Nonostante non ci sono più dubbi circa la correlazione tra l’aumentata esposizione all’acrilamide e il maggior rischio di sviluppare il cancro, l’Unione europea è lontana da una normativa che tuteli la salute dei consumatori. L’acrilammide è un contaminante di processo è che si forma naturalmente negli alimenti amidacei durante la normale cottura ad alta temperatura. La principale reazione chimica che ne è la causa è nota come “reazione di Maillard”, la stessa reazione chimica che conferisce ai cibi l’aspetto abbrustolito e li rende più gustosi. L’acrilammide ha inoltre diffusi impieghi non alimentari in ambito industriale ed è presente nel fumo di tabacco.
Cos’è l’acrilammide
Questa sostanza è presente in diversi alimenti: dai prodotti fritti a base di patate alle fette biscottate e i biscotti passando per il pane morbido e i cracker.
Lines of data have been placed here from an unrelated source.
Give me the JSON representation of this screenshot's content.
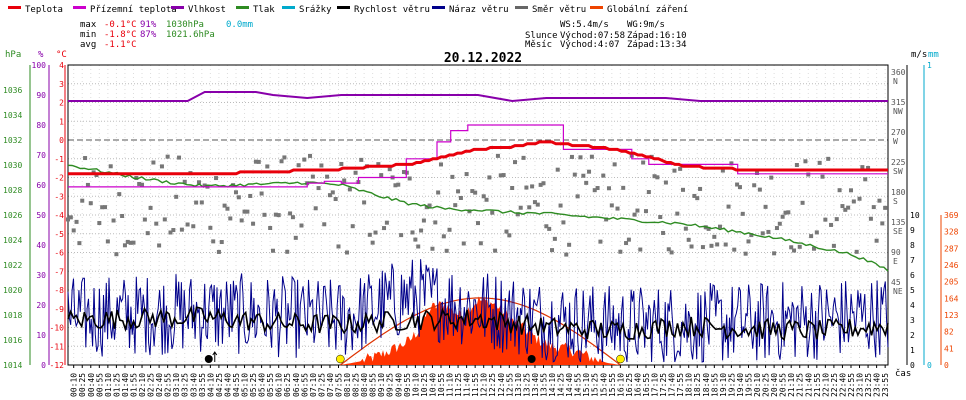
{
  "chart_data": {
    "type": "line",
    "title": "20.12.2022",
    "legend": [
      {
        "name": "Teplota",
        "color": "#e8000b"
      },
      {
        "name": "Přízemní teplota",
        "color": "#cc00cc"
      },
      {
        "name": "Vlhkost",
        "color": "#8800aa"
      },
      {
        "name": "Tlak",
        "color": "#2e8b22"
      },
      {
        "name": "Srážky",
        "color": "#00aacc"
      },
      {
        "name": "Rychlost větru",
        "color": "#000000"
      },
      {
        "name": "Náraz větru",
        "color": "#00008b"
      },
      {
        "name": "Směr větru",
        "color": "#666666"
      },
      {
        "name": "Globální záření",
        "color": "#ee4400"
      }
    ],
    "stats": {
      "max": {
        "label": "max",
        "temp": "-0.1°C",
        "hum": "91%",
        "press": "1030hPa",
        "rain": "0.0mm"
      },
      "min": {
        "label": "min",
        "temp": "-1.8°C",
        "hum": "87%",
        "press": "1021.6hPa"
      },
      "avg": {
        "label": "avg",
        "temp": "-1.1°C"
      }
    },
    "info": {
      "ws": "WS:5.4m/s",
      "wg": "WG:9m/s",
      "sun_label": "Slunce",
      "sun_rise": "Východ:07:58",
      "sun_set": "Západ:16:10",
      "moon_label": "Měsíc",
      "moon_rise": "Východ:4:07",
      "moon_set": "Západ:13:34"
    },
    "axes": {
      "pressure": {
        "unit": "hPa",
        "range": [
          1014,
          1038
        ],
        "ticks": [
          1014,
          1016,
          1018,
          1020,
          1022,
          1024,
          1026,
          1028,
          1030,
          1032,
          1034,
          1036
        ]
      },
      "humidity": {
        "unit": "%",
        "range": [
          0,
          100
        ],
        "ticks": [
          0,
          10,
          20,
          30,
          40,
          50,
          60,
          70,
          80,
          90,
          100
        ]
      },
      "temperature": {
        "unit": "°C",
        "range": [
          -12,
          4
        ],
        "ticks": [
          4,
          3,
          2,
          1,
          0,
          -1,
          -2,
          -3,
          -4,
          -5,
          -6,
          -7,
          -8,
          -9,
          -10,
          -11,
          -12
        ]
      },
      "wind_dir": {
        "range": [
          0,
          360
        ],
        "ticks": [
          "360 N",
          "315 NW",
          "270 W",
          "225 SW",
          "180 S",
          "135 SE",
          "90 E",
          "45 NE"
        ]
      },
      "wind_speed": {
        "unit": "m/s",
        "range": [
          0,
          10
        ],
        "ticks": [
          10,
          9,
          8,
          7,
          6,
          5,
          4,
          3,
          2,
          1,
          0
        ]
      },
      "rain": {
        "unit": "mm",
        "range": [
          0,
          1
        ],
        "ticks": [
          1,
          0
        ]
      },
      "radiation": {
        "range": [
          0,
          369
        ],
        "ticks": [
          369,
          328,
          287,
          246,
          205,
          164,
          123,
          82,
          41,
          0
        ]
      },
      "x_label": "čas"
    },
    "x_ticks": [
      "00:10",
      "00:25",
      "00:40",
      "00:55",
      "01:10",
      "01:25",
      "01:40",
      "01:55",
      "02:10",
      "02:25",
      "02:40",
      "02:55",
      "03:10",
      "03:25",
      "03:40",
      "03:55",
      "04:10",
      "04:25",
      "04:40",
      "04:55",
      "05:10",
      "05:25",
      "05:40",
      "05:55",
      "06:10",
      "06:25",
      "06:40",
      "06:55",
      "07:10",
      "07:25",
      "07:40",
      "07:55",
      "08:10",
      "08:25",
      "08:40",
      "08:55",
      "09:10",
      "09:25",
      "09:40",
      "09:55",
      "10:10",
      "10:25",
      "10:40",
      "10:55",
      "11:10",
      "11:25",
      "11:40",
      "11:55",
      "12:10",
      "12:25",
      "12:40",
      "12:55",
      "13:10",
      "13:25",
      "13:40",
      "13:55",
      "14:10",
      "14:25",
      "14:40",
      "14:55",
      "15:10",
      "15:25",
      "15:40",
      "15:55",
      "16:10",
      "16:25",
      "16:40",
      "16:55",
      "17:10",
      "17:25",
      "17:40",
      "17:55",
      "18:10",
      "18:25",
      "18:40",
      "18:55",
      "19:10",
      "19:25",
      "19:40",
      "19:55",
      "20:10",
      "20:25",
      "20:40",
      "20:55",
      "21:10",
      "21:25",
      "21:40",
      "21:55",
      "22:10",
      "22:25",
      "22:40",
      "22:55",
      "23:10",
      "23:25",
      "23:40",
      "23:55"
    ],
    "series_data": {
      "temperature": {
        "t": [
          0,
          3,
          4,
          6,
          7,
          8,
          9,
          10,
          11,
          12,
          13,
          14,
          15,
          16,
          17,
          18,
          20,
          22,
          23,
          24
        ],
        "v": [
          -1.8,
          -1.8,
          -1.8,
          -1.7,
          -1.6,
          -1.55,
          -1.4,
          -1.3,
          -0.9,
          -0.5,
          -0.35,
          -0.1,
          -0.3,
          -0.5,
          -0.9,
          -1.4,
          -1.6,
          -1.6,
          -1.6,
          -1.6
        ]
      },
      "ground_temperature": {
        "t": [
          0,
          2.5,
          6.4,
          7.0,
          7.5,
          8.0,
          8.5,
          9.9,
          10.3,
          10.8,
          11.2,
          11.7,
          13.6,
          14.5,
          15.0,
          16.5,
          17.0,
          19.0,
          19.6,
          24
        ],
        "v": [
          -2.5,
          -2.5,
          -2.5,
          -2.3,
          -2.2,
          -2.3,
          -2.0,
          -1.0,
          -1.0,
          -0.1,
          0.5,
          0.8,
          0.8,
          -0.5,
          -0.5,
          -1.0,
          -1.3,
          -1.3,
          -1.8,
          -1.8
        ]
      },
      "humidity": {
        "t": [
          0,
          3.5,
          4.0,
          5.5,
          6.0,
          7.0,
          8.0,
          12.0,
          13.0,
          14.0,
          17.5,
          18.5,
          24
        ],
        "v": [
          88,
          88,
          91,
          91,
          90,
          89,
          90,
          90,
          88,
          89,
          89,
          88,
          88
        ]
      },
      "pressure": {
        "t": [
          0,
          1,
          2,
          3,
          4,
          5,
          6,
          7,
          8,
          9,
          10,
          11,
          12,
          13,
          14,
          15,
          16,
          17,
          18,
          19,
          20,
          21,
          22,
          23,
          24
        ],
        "v": [
          1030.0,
          1029.5,
          1029.0,
          1028.6,
          1028.3,
          1028.4,
          1028.5,
          1028.6,
          1028.4,
          1027.6,
          1026.9,
          1026.5,
          1026.4,
          1026.2,
          1026.1,
          1025.9,
          1025.7,
          1025.5,
          1025.3,
          1024.9,
          1024.5,
          1024.0,
          1023.4,
          1022.8,
          1021.6
        ]
      },
      "wind_mean": {
        "t": [
          0,
          2,
          4,
          6,
          8,
          10,
          12,
          14,
          16,
          18,
          20,
          22,
          24
        ],
        "v": [
          3.0,
          3.1,
          3.2,
          2.8,
          2.7,
          3.0,
          3.1,
          2.5,
          2.3,
          2.6,
          2.4,
          2.3,
          2.6
        ]
      },
      "wind_gust_mean": {
        "t": [
          0,
          4,
          8,
          10,
          12,
          14,
          16,
          20,
          24
        ],
        "v": [
          3.2,
          3.5,
          3.0,
          4.6,
          3.8,
          3.0,
          2.6,
          2.8,
          3.3
        ]
      },
      "radiation": {
        "t": [
          7.97,
          8.5,
          9.0,
          9.5,
          10.0,
          10.3,
          10.6,
          11.0,
          11.5,
          12.0,
          12.5,
          13.0,
          13.4,
          13.8,
          14.2,
          14.6,
          15.0,
          15.4,
          15.8,
          16.17
        ],
        "v": [
          0,
          8,
          20,
          38,
          60,
          90,
          140,
          150,
          120,
          160,
          150,
          110,
          85,
          60,
          45,
          40,
          30,
          15,
          5,
          0
        ]
      },
      "wind_dir_points": 288
    },
    "markers": {
      "sunrise_h": 7.97,
      "sunset_h": 16.17,
      "moonrise_h": 4.12,
      "moonset_h": 13.57
    }
  }
}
Di recente, uno studio condotto dall’Università Federico II di Napoli e Roma San Raffaele su 90 campioni di baby food, indicati per lo svezzamento dei bambini da 4 a 36 mesi, ha evidenziato una concentrazione molto alta (seppur al di sotto delle soglie di riferimento) in quasi tutti i prodotti, in particolare modo nei biscotti.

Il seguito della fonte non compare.